All those were wine vinegars, but fast-forward to modern times, and cider vinegar comes to the fore. In the 1970s, the socks-with-sandal-wearing counterculture types started taking a daily shot, after the publication of Apple Cider Vinegar Miracle System by Paul C Bragg, which promised it could give you ‘a longer, healthier, youthful life’. He had a poor record as a health expert, dismissed by medics as a charlatan and investigated by the Food and Drug Administration, with a history of making false health claims for his products. But, improbably, he hit upon something with the vinegar. Bragg Apple Cider Vinegar is still available to buy in wholefood shops.
Studies indicate that, along with fighting diabetes and helping with weight loss, vinegar may help reduce ‘bad’ cholesterol and fight certain cancers. Whether cider vinegar is more effective than others has yet to be shown, but you may want to choose a ‘live’ vinegar, as the bacteria act as a probiotic, boosting your gut’s microbiota.
Which brings me to the two fermentations. To make vinegar, a sugary liquid – apple juice, say – is fermented into an alcoholic one – in this case cider. Then bacteria are added, traditionally in the form of a ‘vinegar mother’, a slimy gloop containing acetobacteria, and the liquid ferments again. During this process the bacteria converts the alcohol into acetic acid. This ‘live’ vinegar may look cloudy, and even have gobbets of vinegar mother floating in it.
You can add this to leftover wine and cider to make your own vinegar: wine will need to be diluted about 2:1 with water, as the acetobacteria need an alcohol content below nine per cent. Simply add the mother to the bottle, cover with kitchen paper and a rubber band (not a lid or cork) and leave for about three months.
You can drink live vinegar just as it is, in a 15ml shot, but at about five per cent acidity, you’ll probably want to dilute it. Or pick a vinegar designed for drinking, which will have flavourings, usually ‘superfoods’ like ginger or turmeric, and sometimes fruit. Some are sweetened: a lightly sweetened vinegar is sometimes called a ‘switchel’, while one with a higher level of fruit is a shrub. But none of them should leave a bitter, or sour, taste in your mouth.

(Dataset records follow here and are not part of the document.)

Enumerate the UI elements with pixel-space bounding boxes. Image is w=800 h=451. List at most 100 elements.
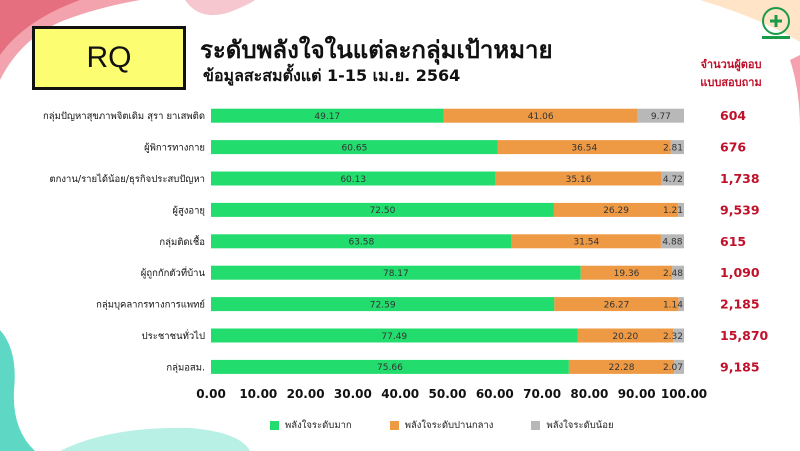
ministry-logo (756, 4, 796, 44)
data-label-low: 2.48 (663, 269, 683, 279)
data-label-medium: 19.36 (614, 269, 640, 279)
bar-segment-medium (554, 297, 679, 312)
data-label-low: 4.88 (662, 238, 682, 248)
bar-segment-low (673, 328, 685, 343)
category-label: กลุ่มปัญหาสุขภาพจิตเดิม สุรา ยาเสพติด (43, 111, 205, 122)
bar-segment-low (660, 234, 684, 249)
data-label-medium: 26.27 (604, 300, 630, 310)
legend-label-low: พลังใจระดับน้อย (546, 420, 614, 431)
data-label-low: 1.14 (663, 300, 683, 310)
category-label: กลุ่มอสม. (166, 362, 205, 373)
respondents-count: 676 (720, 140, 746, 155)
legend-swatch-high (270, 421, 279, 430)
legend-label-high: พลังใจระดับมาก (285, 420, 352, 431)
bar-segment-high (211, 108, 444, 123)
bar-segment-low (661, 171, 685, 186)
x-tick-label: 60.00 (476, 387, 514, 401)
chart-legend: พลังใจระดับมาก พลังใจระดับปานกลาง พลังใจ… (270, 418, 614, 433)
bar-segment-high (211, 234, 512, 249)
bar-segment-medium (553, 202, 679, 217)
category-label: ผู้ถูกกักตัวที่บ้าน (141, 266, 206, 279)
category-label: ประชาชนทั่วไป (142, 329, 205, 342)
chart-subtitle: ข้อมูลสะสมตั้งแต่ 1-15 เม.ย. 2564 (203, 66, 461, 85)
data-label-high: 75.66 (377, 363, 403, 373)
data-label-medium: 41.06 (528, 112, 554, 122)
bar-segment-low (637, 108, 684, 123)
x-tick-label: 40.00 (381, 387, 419, 401)
respondents-count: 1,738 (720, 171, 760, 186)
bar-segment-low (678, 297, 684, 312)
data-label-medium: 36.54 (571, 143, 597, 153)
bar-segment-medium (497, 140, 671, 155)
respondents-count: 15,870 (720, 328, 769, 343)
bar-segment-high (211, 265, 581, 280)
data-label-high: 60.65 (342, 143, 368, 153)
bar-segment-high (211, 297, 555, 312)
data-label-medium: 35.16 (566, 175, 592, 185)
bar-segment-low (674, 359, 685, 374)
data-label-medium: 26.29 (603, 206, 629, 216)
data-label-low: 4.72 (663, 175, 683, 185)
chart-title: ระดับพลังใจในแต่ละกลุ่มเป้าหมาย (200, 36, 553, 64)
x-tick-label: 0.00 (196, 387, 226, 401)
legend-label-medium: พลังใจระดับปานกลาง (404, 420, 494, 431)
data-label-high: 63.58 (348, 238, 374, 248)
legend-swatch-medium (389, 421, 399, 430)
bar-segment-medium (511, 234, 661, 249)
x-tick-label: 30.00 (334, 387, 372, 401)
respondents-count: 2,185 (720, 297, 760, 312)
data-label-low: 2.32 (663, 332, 683, 342)
bar-segment-medium (443, 108, 638, 123)
bar-segment-high (211, 328, 578, 343)
x-tick-label: 20.00 (287, 387, 325, 401)
data-label-low: 2.07 (663, 363, 683, 373)
data-label-high: 72.50 (370, 206, 396, 216)
x-tick-label: 10.00 (239, 387, 277, 401)
respondents-count: 604 (720, 108, 746, 123)
data-label-medium: 20.20 (612, 332, 638, 342)
bar-segment-medium (577, 328, 674, 343)
respondents-count: 615 (720, 234, 746, 249)
legend-item-high: พลังใจระดับมาก (270, 418, 352, 433)
legend-item-medium: พลังใจระดับปานกลาง (389, 418, 494, 433)
bar-segment-medium (580, 265, 673, 280)
data-label-low: 2.81 (663, 143, 683, 153)
legend-item-low: พลังใจระดับน้อย (531, 418, 614, 433)
x-tick-label: 80.00 (570, 387, 608, 401)
category-label: กลุ่มบุคลากรทางการแพทย์ (96, 299, 205, 311)
category-label: ผู้สูงอายุ (172, 205, 205, 216)
x-tick-label: 50.00 (429, 387, 467, 401)
data-label-high: 60.13 (340, 175, 366, 185)
bar-segment-high (211, 171, 496, 186)
data-label-low: 9.77 (651, 112, 671, 122)
x-tick-label: 100.00 (661, 387, 707, 401)
bar-segment-high (211, 359, 569, 374)
data-label-high: 49.17 (314, 112, 340, 122)
respondents-count: 1,090 (720, 265, 760, 280)
ministry-logo-icon (762, 7, 790, 39)
bar-segment-high (211, 140, 498, 155)
data-label-low: 1.21 (663, 206, 683, 216)
respondents-header: จำนวนผู้ตอบ แบบสอบถาม (690, 56, 772, 92)
bar-segment-medium (495, 171, 662, 186)
x-tick-label: 90.00 (618, 387, 656, 401)
respondents-header-line2: แบบสอบถาม (700, 76, 762, 89)
bar-segment-low (672, 265, 685, 280)
respondents-count: 9,539 (720, 202, 760, 217)
bar-segment-medium (568, 359, 675, 374)
bar-segment-high (211, 202, 554, 217)
data-label-high: 78.17 (383, 269, 409, 279)
bar-segment-low (670, 140, 684, 155)
bar-segment-low (678, 202, 684, 217)
category-label: ผู้พิการทางกาย (144, 143, 205, 154)
category-label: กลุ่มติดเชื้อ (159, 235, 205, 248)
respondents-header-line1: จำนวนผู้ตอบ (700, 58, 762, 71)
data-label-medium: 31.54 (573, 238, 599, 248)
data-label-medium: 22.28 (609, 363, 635, 373)
data-label-high: 72.59 (370, 300, 396, 310)
legend-swatch-low (531, 421, 541, 430)
x-tick-label: 70.00 (523, 387, 561, 401)
data-label-high: 77.49 (381, 332, 407, 342)
rq-label-box: RQ (32, 26, 186, 90)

Five of the best drinking vinegars to try in 2022
The Bath Alchemist
(£12.95 for 240ml, The Bath Alchemist)
True vinegars, some lightly sweetened with honey. These will work as finishing vinegars in cooking too: try a few drops on grilled fish. Flavours include turmeric, ginger, horseradish and raw honey.
(£37.50 for 15 x 60ml, Willy's)
Made by Willy Chase of Chase Vodka & Gin, with apples from his 300-year-old orchard. Tiny shot bottles, ready-diluted with juice, and good-value 500ml bottles of live vinegar with mother, which can be used for cooking or drinking.

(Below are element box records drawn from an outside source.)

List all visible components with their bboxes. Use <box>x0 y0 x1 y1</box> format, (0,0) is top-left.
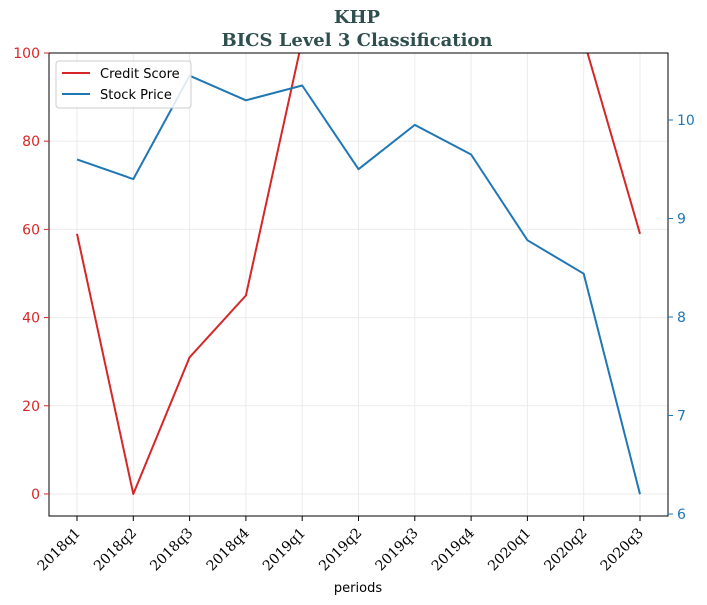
right-y-tick-label: 7 <box>677 409 686 425</box>
left-y-tick-label: 100 <box>13 46 40 62</box>
x-axis-label: periods <box>334 581 382 596</box>
left-y-tick-label: 80 <box>22 134 40 150</box>
x-tick-label: 2019q1 <box>260 525 309 574</box>
chart-title: KHP <box>334 7 381 28</box>
legend-label-credit-score: Credit Score <box>100 67 180 82</box>
right-y-tick-label: 9 <box>677 211 686 227</box>
x-tick-label: 2018q1 <box>35 525 84 574</box>
x-tick-label: 2018q2 <box>91 525 140 574</box>
series-line-credit-score <box>76 53 301 495</box>
left-y-tick-label: 0 <box>31 487 40 503</box>
x-tick-label: 2019q4 <box>429 525 478 574</box>
right-y-tick-label: 10 <box>677 113 695 129</box>
legend-label-stock-price: Stock Price <box>100 88 172 103</box>
right-y-tick-label: 6 <box>677 507 686 523</box>
chart-subtitle: BICS Level 3 Classification <box>221 30 492 51</box>
series-line-stock-price <box>76 74 641 495</box>
left-y-tick-label: 60 <box>22 222 40 238</box>
left-y-tick-label: 40 <box>22 311 40 327</box>
grid <box>49 52 668 516</box>
x-axis: 2018q1 2018q2 2018q3 2018q4 2019q1 2019q2 2019… <box>35 516 647 574</box>
x-tick-label: 2019q2 <box>316 525 365 574</box>
right-y-tick-label: 8 <box>677 310 686 326</box>
x-tick-label: 2020q3 <box>598 525 647 574</box>
x-tick-label: 2018q4 <box>204 525 253 574</box>
left-y-tick-label: 20 <box>22 399 40 415</box>
right-y-axis: 6 7 8 9 10 <box>668 113 695 523</box>
x-tick-label: 2020q2 <box>541 525 590 574</box>
series-line-credit-score <box>586 53 641 235</box>
x-tick-label: 2018q3 <box>147 525 196 574</box>
series-lines <box>76 53 641 495</box>
x-tick-label: 2020q1 <box>485 525 534 574</box>
x-tick-label: 2019q3 <box>372 525 421 574</box>
left-y-axis: 0 20 40 60 80 100 <box>13 46 49 503</box>
legend: Credit Score Stock Price <box>55 60 192 109</box>
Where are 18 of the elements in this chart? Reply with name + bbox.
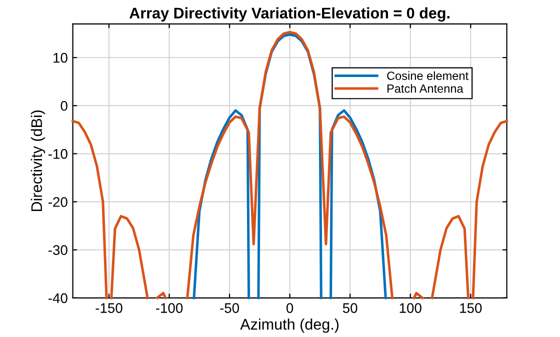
y-tick-label: -40 bbox=[48, 293, 68, 304]
x-tick-label: -50 bbox=[220, 303, 240, 313]
x-tick-label: 0 bbox=[286, 303, 294, 313]
chart-title: Array Directivity Variation-Elevation = 0 deg. bbox=[130, 7, 450, 22]
y-tick-label: 10 bbox=[54, 52, 68, 63]
legend-label: Cosine element bbox=[387, 71, 468, 80]
y-tick-label: -10 bbox=[48, 149, 68, 159]
x-tick-label: 50 bbox=[342, 303, 358, 313]
x-tick-label: -100 bbox=[156, 303, 183, 313]
y-axis-title: Directivity (dBi) bbox=[30, 110, 46, 212]
x-tick-label: 150 bbox=[460, 303, 482, 313]
x-axis-title: Azimuth (deg.) bbox=[240, 318, 339, 333]
legend-label: Patch Antenna bbox=[387, 84, 464, 93]
y-tick-label: 0 bbox=[60, 100, 68, 111]
x-tick-label: 100 bbox=[400, 303, 422, 313]
y-tick-label: -20 bbox=[48, 197, 68, 207]
y-tick-label: -30 bbox=[48, 245, 68, 256]
x-tick-label: -150 bbox=[96, 303, 122, 313]
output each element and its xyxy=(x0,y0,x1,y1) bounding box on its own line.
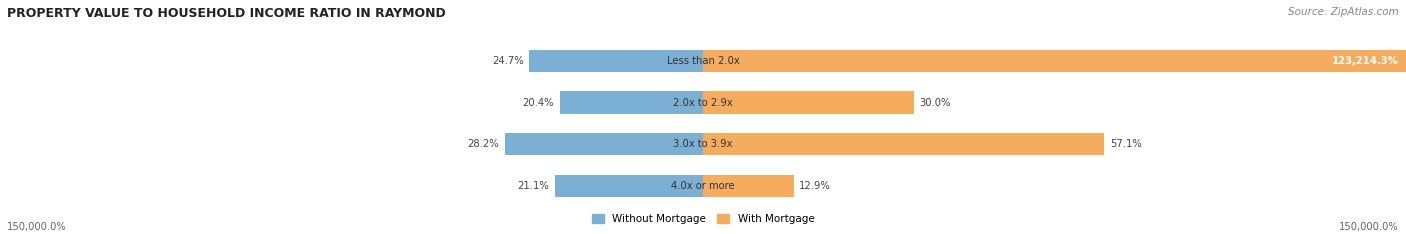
Bar xyxy=(505,133,703,155)
Text: Less than 2.0x: Less than 2.0x xyxy=(666,56,740,66)
Text: 28.2%: 28.2% xyxy=(468,139,499,149)
Legend: Without Mortgage, With Mortgage: Without Mortgage, With Mortgage xyxy=(588,210,818,228)
Text: 30.0%: 30.0% xyxy=(920,98,950,108)
Text: 3.0x to 3.9x: 3.0x to 3.9x xyxy=(673,139,733,149)
Text: Source: ZipAtlas.com: Source: ZipAtlas.com xyxy=(1288,7,1399,17)
Text: 123,214.3%: 123,214.3% xyxy=(1333,56,1399,66)
Bar xyxy=(703,50,1406,72)
Bar xyxy=(554,175,703,197)
Bar xyxy=(703,133,1104,155)
Text: 21.1%: 21.1% xyxy=(517,181,548,191)
Bar xyxy=(703,91,914,114)
Bar xyxy=(560,91,703,114)
Bar xyxy=(703,175,793,197)
Bar xyxy=(529,50,703,72)
Text: 12.9%: 12.9% xyxy=(799,181,831,191)
Text: 57.1%: 57.1% xyxy=(1109,139,1142,149)
Text: 4.0x or more: 4.0x or more xyxy=(671,181,735,191)
Text: 150,000.0%: 150,000.0% xyxy=(1340,222,1399,232)
Text: 2.0x to 2.9x: 2.0x to 2.9x xyxy=(673,98,733,108)
Text: PROPERTY VALUE TO HOUSEHOLD INCOME RATIO IN RAYMOND: PROPERTY VALUE TO HOUSEHOLD INCOME RATIO… xyxy=(7,7,446,20)
Text: 20.4%: 20.4% xyxy=(523,98,554,108)
Text: 150,000.0%: 150,000.0% xyxy=(7,222,66,232)
Text: 24.7%: 24.7% xyxy=(492,56,523,66)
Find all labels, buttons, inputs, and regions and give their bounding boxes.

£24 for 480ml (Mother Root)
Developed by a wine trade professional Bethan Wallace Higson when she fell pregnant and needed a ‘feel-good’ non-alcoholic drink. Made with ginger root, orange blossom honey and organic cider vinegar in the traditional switchel style. Drink diluted with still or sparkling water or tonic water.
(£22 for 500ml, Nonsuch Shrubs)
Founded by former Aspall cider owner Henry Chevallier Guild, Nonsuch Shrubs come in enticing flavours including Bittersweet Apple & Cardamon. Drink diluted with water or use in cocktails.

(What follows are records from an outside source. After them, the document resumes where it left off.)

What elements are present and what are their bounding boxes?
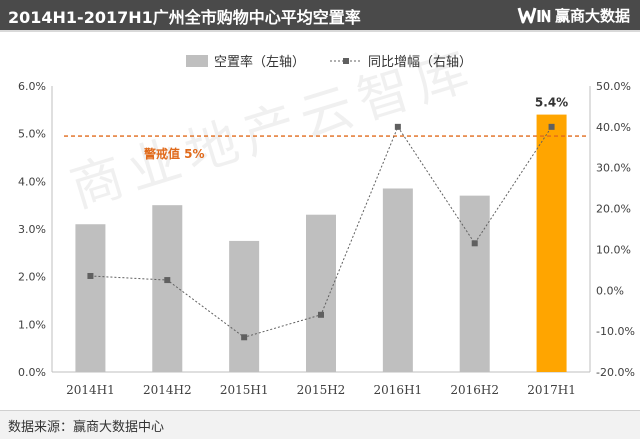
x-tick-label: 2016H2	[450, 383, 499, 397]
bar-2014H2	[152, 205, 183, 372]
y-left-tick-label: 1.0%	[18, 318, 46, 331]
bar-2014H1	[75, 224, 106, 372]
yoy-marker-2014H1	[87, 272, 94, 279]
x-tick-label: 2014H2	[143, 383, 192, 397]
yoy-marker-2014H2	[164, 277, 171, 284]
source-bar: 数据来源：赢商大数据中心	[0, 410, 640, 439]
y-right-tick-label: 0.0%	[596, 284, 624, 297]
chart-title: 2014H1-2017H1广州全市购物中心平均空置率	[8, 8, 361, 27]
y-right-tick-label: 10.0%	[596, 243, 631, 256]
y-right-tick-label: 30.0%	[596, 162, 631, 175]
winshang-logo-icon	[517, 7, 551, 24]
bar-2017H1	[536, 114, 567, 372]
brand-name: 赢商大数据	[554, 6, 630, 25]
warning-reference-label: 警戒值 5%	[143, 146, 205, 161]
vacancy-rate-chart: 0.0% 1.0% 2.0% 3.0% 4.0% 5.0% 6.0% -20.0% -10.0%…	[18, 54, 635, 397]
y-left-tick-label: 5.0%	[18, 128, 46, 141]
y-left-tick-label: 0.0%	[18, 366, 46, 379]
y-right-tick-label: -10.0%	[596, 325, 635, 338]
bar-2015H1	[229, 240, 260, 372]
y-left-tick-label: 4.0%	[18, 175, 46, 188]
legend-bar-swatch	[186, 55, 208, 67]
x-tick-label: 2015H2	[297, 383, 346, 397]
legend-line-label: 同比增幅（右轴）	[368, 55, 472, 70]
x-tick-label: 2016H1	[374, 383, 423, 397]
x-tick-label: 2014H1	[66, 383, 115, 397]
legend-line-marker	[343, 58, 349, 64]
header-divider	[0, 30, 640, 32]
y-left-tick-label: 3.0%	[18, 223, 46, 236]
yoy-marker-2016H2	[471, 240, 478, 247]
y-right-tick-label: 40.0%	[596, 121, 631, 134]
x-tick-label: 2017H1	[527, 383, 576, 397]
bar-2016H2	[459, 195, 490, 372]
bar-data-label: 5.4%	[535, 96, 568, 110]
bar-2016H1	[382, 188, 413, 372]
yoy-marker-2015H2	[318, 311, 324, 318]
bar-2015H2	[306, 214, 336, 372]
header-bar: 2014H1-2017H1广州全市购物中心平均空置率 赢商大数据	[0, 0, 640, 30]
y-right-tick-label: 50.0%	[596, 80, 631, 93]
legend-bar-label: 空置率（左轴）	[214, 54, 305, 70]
yoy-marker-2017H1	[548, 123, 555, 130]
y-right-tick-label: 20.0%	[596, 203, 631, 216]
y-right-tick-label: -20.0%	[596, 366, 635, 379]
y-left-tick-label: 6.0%	[18, 80, 46, 93]
x-tick-label: 2015H1	[220, 383, 269, 397]
yoy-marker-2015H1	[241, 334, 248, 341]
brand: 赢商大数据	[517, 4, 630, 26]
source-note: 数据来源：赢商大数据中心	[8, 420, 165, 435]
yoy-marker-2016H1	[394, 123, 401, 130]
y-left-tick-label: 2.0%	[18, 271, 46, 284]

(£35 for 9 x 30ml, Jukes Cordialities)
Sophisticated concoctions designed by wine expert Matthew Jukes to be in the style of red, white and rosé. The colours match too, so no one will spot you’re off the sauce. Pricey, but less than a fine wine – dilute with still or sparkling water.
This article is kept updated with the latest information.